Today the Supreme Court will hear oral arguments in a case that asks whether Abood should be overruled. Friedrichs v. California Teachers Association centers on a Golden State public-school teacher named Rebecca Friedrichs who refuses to join the teachers union and objects, on First Amendment grounds, to the fact that she is forced to provide financial support to the very union whose agenda she has explicitly disavowed. "Just as the government cannot compel political speech or association generally," Friedrichs and her lawyers told the Supreme Court, "it cannot mandate political speech or association as a condition of employment."
In its 1977 Abood ruling, the Court grappled with the idea that "compel[ling] employees financially to support their collective-bargaining representative has an impact upon their First Amendment interests." But in the end the Court decided that this "impact" did not rise to the level of a genuine First Amendment infringement when it came to public-sector collective bargaining.
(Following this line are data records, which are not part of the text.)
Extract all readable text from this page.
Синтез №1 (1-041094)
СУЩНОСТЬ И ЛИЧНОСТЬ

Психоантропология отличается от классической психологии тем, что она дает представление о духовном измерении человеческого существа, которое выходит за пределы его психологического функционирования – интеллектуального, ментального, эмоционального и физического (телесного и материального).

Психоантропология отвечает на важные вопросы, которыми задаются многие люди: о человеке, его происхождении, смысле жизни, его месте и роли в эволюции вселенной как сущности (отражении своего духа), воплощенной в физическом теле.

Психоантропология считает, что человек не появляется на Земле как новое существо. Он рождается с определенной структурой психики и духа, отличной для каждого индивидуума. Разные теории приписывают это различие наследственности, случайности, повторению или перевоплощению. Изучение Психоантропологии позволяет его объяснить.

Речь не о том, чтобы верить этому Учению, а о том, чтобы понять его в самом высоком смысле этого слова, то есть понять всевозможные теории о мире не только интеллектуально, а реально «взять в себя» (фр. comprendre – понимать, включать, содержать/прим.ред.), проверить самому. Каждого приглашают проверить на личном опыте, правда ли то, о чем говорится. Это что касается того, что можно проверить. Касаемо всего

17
In recent years, however, the Court has signaled a more critical attitude towards Abood and its impact on the First Amendment. In 2012's Knox v. Service Employees International Union, Local 1000, for example, the Court invalidated the SEIU's "indefensible" imposition of a one-time special fee without giving non-members advance notice and the opportunity to object (as is standard practice in agency shop arrangements). As Justice Samuel Alito held for the Court, "procedures for collecting fees from nonmembers must be carefully tailored to minimize impingement on First Amendment rights, and the procedure used in this case cannot possibly be considered to have met that standard."
Two years later, in Harris v. Quinn, the Court went further, refusing to allow the state of Illinois to treat at-home personal health care assistants as government workers subject to Abood's agency-shop fee requirements. "Because of Abood's questionable foundations, and because the personal assistants are quite different from full-fledged public employees, we refuse to extend Abood to the new situation now before us," Justice Alito again wrote for the Court.
Needless to say, Justice Alito's reference to "Abood's questionable foundations" did not sit well with supporters of public-sector unionism. In her Harris dissent, for example, Justice Elena Kagan faulted Alito for "taking potshots at Abood." She also faulted the petitioners in that case for asking the Court to consider "overruling Abood and thus imposing a right-to-work regime for all government employees."
Which brings us back to the present litigation. In oral arguments today in Friedrichs v. California Teachers Association, the Supreme Court will hear a case that places Abood itself squarely on the chopping block. Was Justice Kagan right to worry about "right-to-work"? We'll soon find out.